Dynamics, Neutronics, and the Safeguarding of Molten Salt Reactors from Plutonium Diversion

Molten Salt Reactors (MSRs) face unique challenges and requirements for material accountancy and control. Current techniques such as item counting and serial numbers are suited for the current fleet of solid-fueled reactors. However, as the next generation of reactors enter the market, new means of material accountancy and safeguarding will need to be introduced. This research takes a novel approach to assessing the plutonium concentration in the liquid fuel medium found in MSRs. When a reactor is subjected to a periodic reactivity transient, it can have drastically different responses depending on frequency of the transient. This frequency response is sensitive to parameters, such as the delayed neutron fraction, that are highly linked to what isotope is currently fissioning (e.g. U-235, Pu-239, etc.). Therefore, if plutonium is diverted, a characteristic change in neutronic parameters are observable in a reactor frequency response. Using this discrepancy, the frequency response can be very low latency, nondestructive measurement that does not disturb reactor operations.

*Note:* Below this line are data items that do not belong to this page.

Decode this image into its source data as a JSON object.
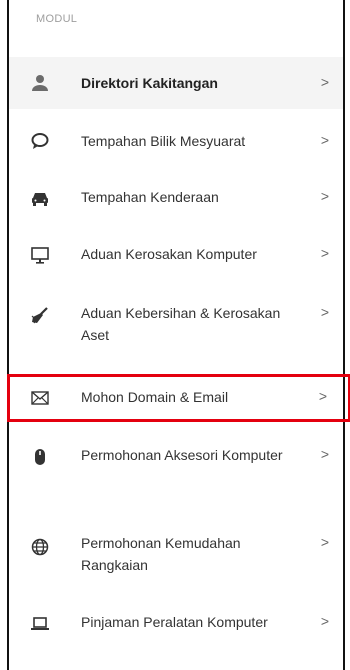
{
  "section": {
    "title": "MODUL"
  },
  "menu": {
    "items": [
      {
        "label": "Direktori Kakitangan",
        "icon": "user-icon",
        "chevron": ">"
      },
      {
        "label": "Tempahan Bilik Mesyuarat",
        "icon": "speech-bubble-icon",
        "chevron": ">"
      },
      {
        "label": "Tempahan Kenderaan",
        "icon": "car-icon",
        "chevron": ">"
      },
      {
        "label": "Aduan Kerosakan Komputer",
        "icon": "monitor-icon",
        "chevron": ">"
      },
      {
        "label": "Aduan Kebersihan & Kerosakan Aset",
        "icon": "broom-icon",
        "chevron": ">"
      },
      {
        "label": "Mohon Domain & Email",
        "icon": "envelope-icon",
        "chevron": ">"
      },
      {
        "label": "Permohonan Aksesori Komputer",
        "icon": "mouse-icon",
        "chevron": ">"
      },
      {
        "label": "Permohonan Kemudahan Rangkaian",
        "icon": "globe-icon",
        "chevron": ">"
      },
      {
        "label": "Pinjaman Peralatan Komputer",
        "icon": "laptop-icon",
        "chevron": ">"
      }
    ]
  },
  "colors": {
    "highlight_border": "#e4000f",
    "active_bg": "#f4f4f4",
    "text": "#333333"
  }
}
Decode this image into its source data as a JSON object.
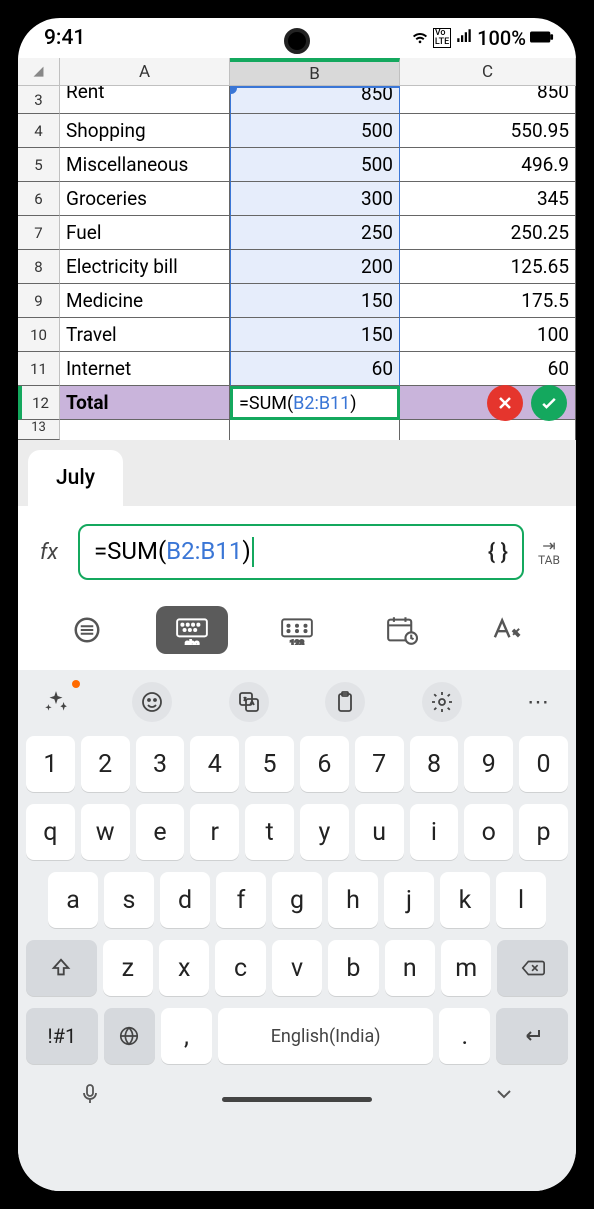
{
  "status": {
    "time": "9:41",
    "battery": "100%"
  },
  "columns": {
    "A": "A",
    "B": "B",
    "C": "C"
  },
  "rows": [
    {
      "n": "3",
      "a": "Rent",
      "b": "850",
      "c": "850"
    },
    {
      "n": "4",
      "a": "Shopping",
      "b": "500",
      "c": "550.95"
    },
    {
      "n": "5",
      "a": "Miscellaneous",
      "b": "500",
      "c": "496.9"
    },
    {
      "n": "6",
      "a": "Groceries",
      "b": "300",
      "c": "345"
    },
    {
      "n": "7",
      "a": "Fuel",
      "b": "250",
      "c": "250.25"
    },
    {
      "n": "8",
      "a": "Electricity bill",
      "b": "200",
      "c": "125.65"
    },
    {
      "n": "9",
      "a": "Medicine",
      "b": "150",
      "c": "175.5"
    },
    {
      "n": "10",
      "a": "Travel",
      "b": "150",
      "c": "100"
    },
    {
      "n": "11",
      "a": "Internet",
      "b": "60",
      "c": "60"
    }
  ],
  "totalRow": {
    "n": "12",
    "label": "Total",
    "formula_prefix": "=SUM(",
    "formula_ref": "B2:B11",
    "formula_suffix": ")"
  },
  "row13n": "13",
  "sheetTab": "July",
  "fx": {
    "label": "fx",
    "prefix": "=SUM(",
    "ref": "B2:B11",
    "suffix": ")",
    "braces": "{ }",
    "tab": "TAB"
  },
  "keyboard": {
    "r1": [
      "1",
      "2",
      "3",
      "4",
      "5",
      "6",
      "7",
      "8",
      "9",
      "0"
    ],
    "r2": [
      "q",
      "w",
      "e",
      "r",
      "t",
      "y",
      "u",
      "i",
      "o",
      "p"
    ],
    "r3": [
      "a",
      "s",
      "d",
      "f",
      "g",
      "h",
      "j",
      "k",
      "l"
    ],
    "r4": [
      "z",
      "x",
      "c",
      "v",
      "b",
      "n",
      "m"
    ],
    "sym": "!#1",
    "comma": ",",
    "period": ".",
    "space": "English(India)"
  }
}
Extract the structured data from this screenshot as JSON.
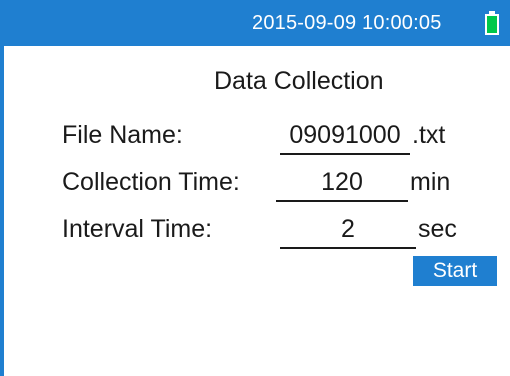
{
  "status_bar": {
    "datetime": "2015-09-09 10:00:05",
    "battery_icon": "battery-full-icon",
    "battery_color": "#00c84a",
    "bar_color": "#1f7fd0"
  },
  "title": "Data Collection",
  "form": {
    "file_name": {
      "label": "File Name:",
      "value": "09091000",
      "unit": ".txt"
    },
    "collection_time": {
      "label": "Collection Time:",
      "value": "120",
      "unit": "min"
    },
    "interval_time": {
      "label": "Interval Time:",
      "value": "2",
      "unit": "sec"
    }
  },
  "start_button_label": "Start"
}
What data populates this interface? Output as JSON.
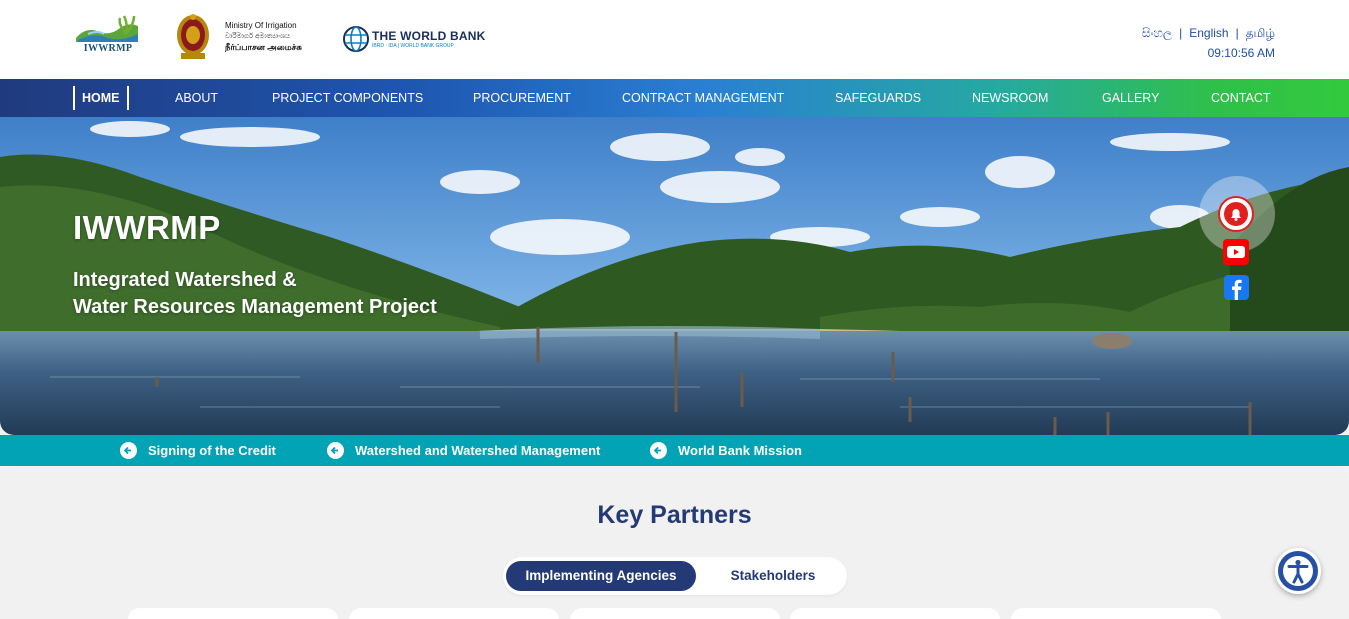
{
  "header": {
    "logo_text": "IWWRMP",
    "ministry_line1": "Ministry Of Irrigation",
    "ministry_line2": "වාරිමාර්ග අමාත්‍යාංශය",
    "ministry_line3": "நீர்ப்பாசன அமைச்சு",
    "worldbank_title": "THE WORLD BANK",
    "worldbank_sub": "IBRD · IDA | WORLD BANK GROUP",
    "languages": [
      "සිංහල",
      "English",
      "தமிழ்"
    ],
    "time": "09:10:56 AM"
  },
  "nav": {
    "items": [
      {
        "label": "HOME",
        "active": true
      },
      {
        "label": "ABOUT"
      },
      {
        "label": "PROJECT COMPONENTS"
      },
      {
        "label": "PROCUREMENT"
      },
      {
        "label": "CONTRACT MANAGEMENT"
      },
      {
        "label": "SAFEGUARDS"
      },
      {
        "label": "NEWSROOM"
      },
      {
        "label": "GALLERY"
      },
      {
        "label": "CONTACT"
      }
    ]
  },
  "hero": {
    "title": "IWWRMP",
    "subtitle_line1": "Integrated Watershed &",
    "subtitle_line2": "Water Resources Management Project",
    "social_icons": [
      "bell-icon",
      "youtube-icon",
      "facebook-icon"
    ]
  },
  "ticker": {
    "items": [
      "Signing of the Credit",
      "Watershed and Watershed Management",
      "World Bank Mission"
    ]
  },
  "main": {
    "section_title": "Key Partners",
    "tabs": [
      {
        "label": "Implementing Agencies",
        "selected": true
      },
      {
        "label": "Stakeholders",
        "selected": false
      }
    ]
  },
  "colors": {
    "primary_navy": "#243a76",
    "teal_ticker": "#02a3b5",
    "nav_start": "#203a7e",
    "nav_end": "#33c93d",
    "link_blue": "#1f4ea3"
  }
}
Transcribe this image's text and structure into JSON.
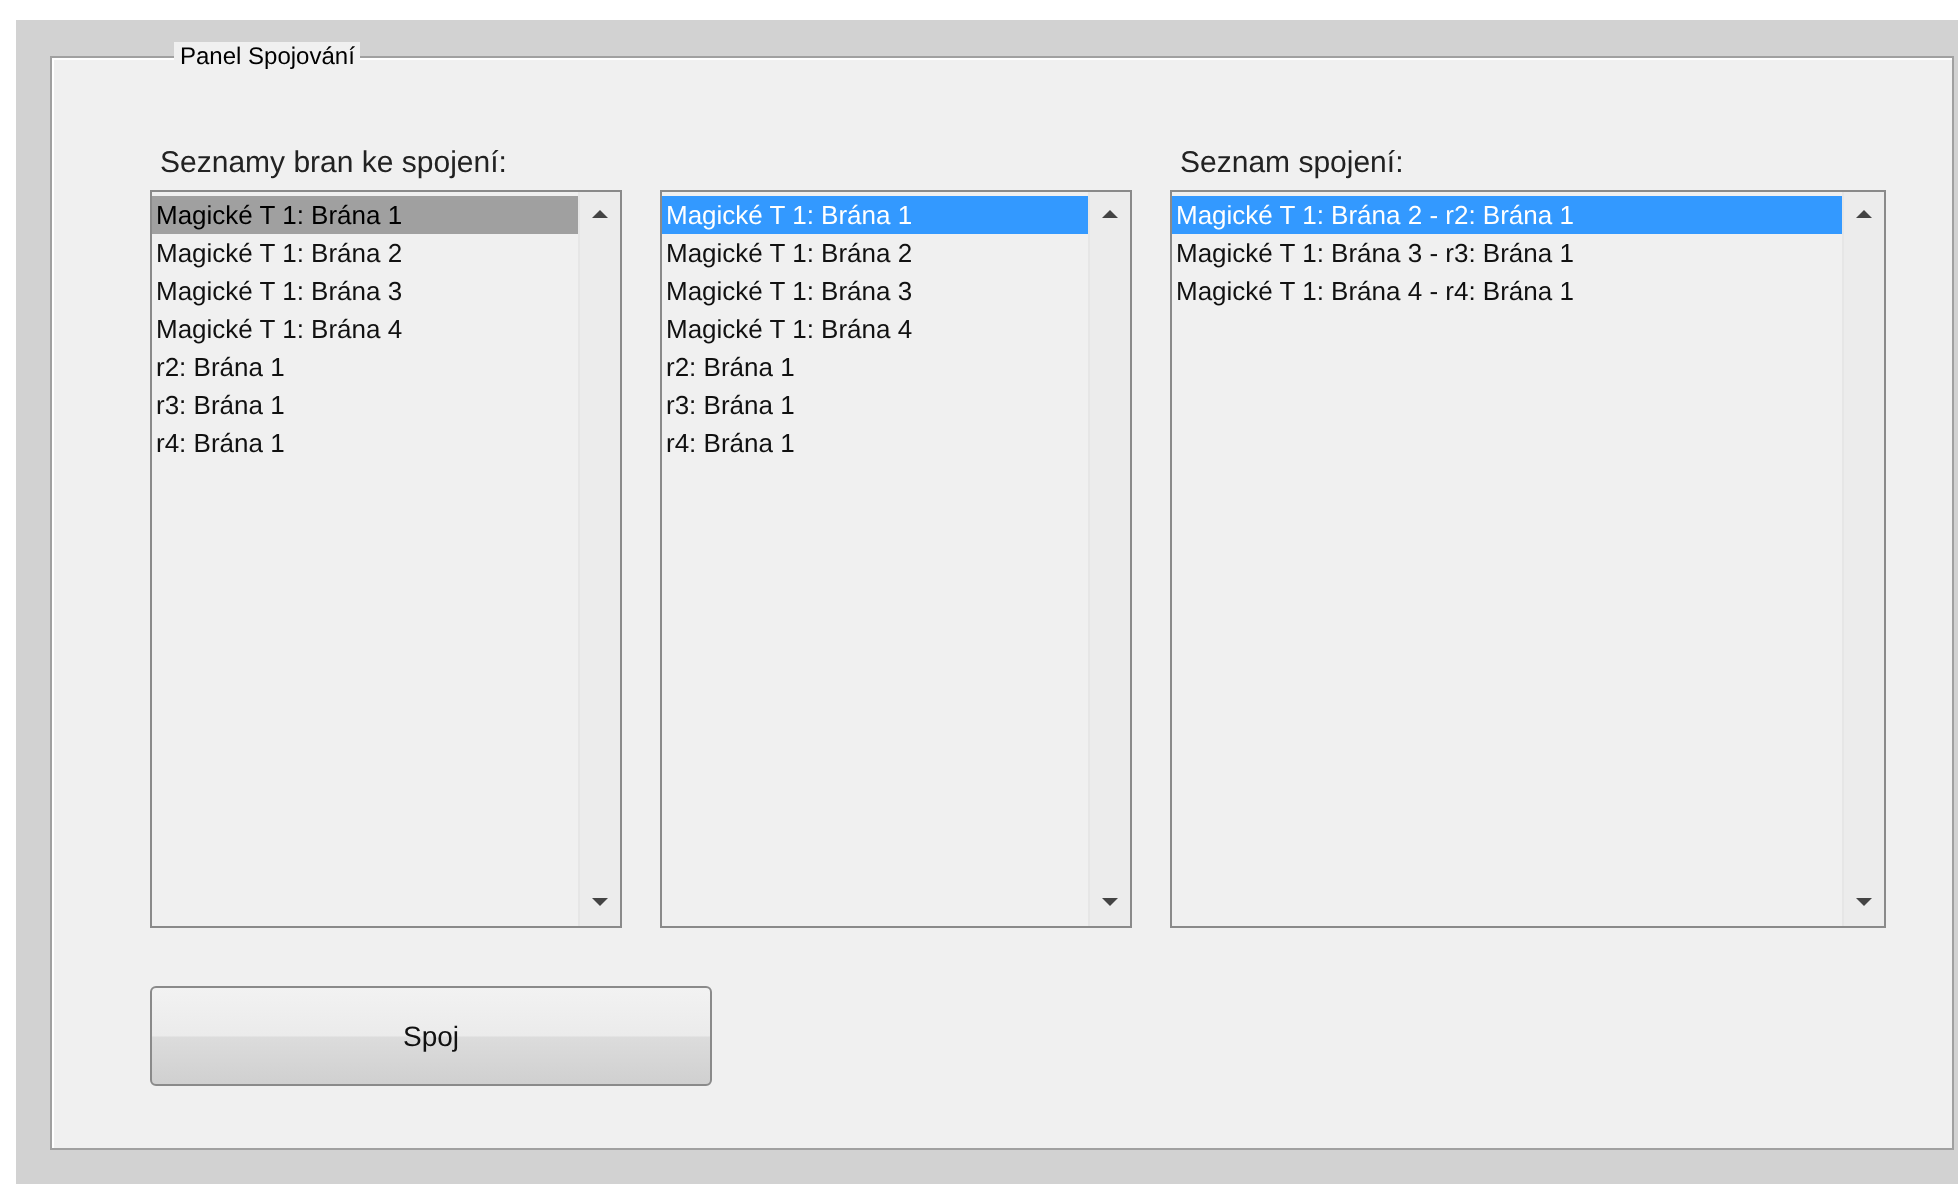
{
  "panel": {
    "title": "Panel Spojování"
  },
  "source_label": "Seznamy bran ke spojení:",
  "target_label": "Seznam spojení:",
  "lists": [
    {
      "focused": false,
      "items": [
        {
          "text": "Magické T 1: Brána 1",
          "selected": true
        },
        {
          "text": "Magické T 1: Brána 2",
          "selected": false
        },
        {
          "text": "Magické T 1: Brána 3",
          "selected": false
        },
        {
          "text": "Magické T 1: Brána 4",
          "selected": false
        },
        {
          "text": "r2: Brána 1",
          "selected": false
        },
        {
          "text": "r3: Brána 1",
          "selected": false
        },
        {
          "text": "r4: Brána 1",
          "selected": false
        }
      ]
    },
    {
      "focused": true,
      "items": [
        {
          "text": "Magické T 1: Brána 1",
          "selected": true
        },
        {
          "text": "Magické T 1: Brána 2",
          "selected": false
        },
        {
          "text": "Magické T 1: Brána 3",
          "selected": false
        },
        {
          "text": "Magické T 1: Brána 4",
          "selected": false
        },
        {
          "text": "r2: Brána 1",
          "selected": false
        },
        {
          "text": "r3: Brána 1",
          "selected": false
        },
        {
          "text": "r4: Brána 1",
          "selected": false
        }
      ]
    },
    {
      "focused": true,
      "items": [
        {
          "text": "Magické T 1: Brána 2 - r2: Brána 1",
          "selected": true
        },
        {
          "text": "Magické T 1: Brána 3 - r3: Brána 1",
          "selected": false
        },
        {
          "text": "Magické T 1: Brána 4 - r4: Brána 1",
          "selected": false
        }
      ]
    }
  ],
  "button": {
    "label": "Spoj"
  }
}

This research examines the frequency response while plutonium is being diverted in fast and thermal spectrum MSRs. In doing so, the paper reveals how key neutronic parameters evolve with burnup and change when plutonium is diverted. The means to predicting the frequency response of an MSR is also detailed. Finally, the frequency response is quantified for both normal burnup conditions as well as when a significant quantity of plutonium has been diverted. The final results show that for a small modular reactor sized thermal MSR, a diversion of plutonium is very noticeable in the frequency response. However, for the large fast spectrum MSRs, there is little to no change in the parameters. Therefore, the frequency response signature is not recommended for large MSRs. All custom tools created to perform this study have been uploaded on a public repository. They can be quickly adapted for evaluation of any liquid fuel reactor design. While this study used these specific tools, the method is not married to any tool (i.e. either burnup code or dynamic model) can be replicated using the steps presented here.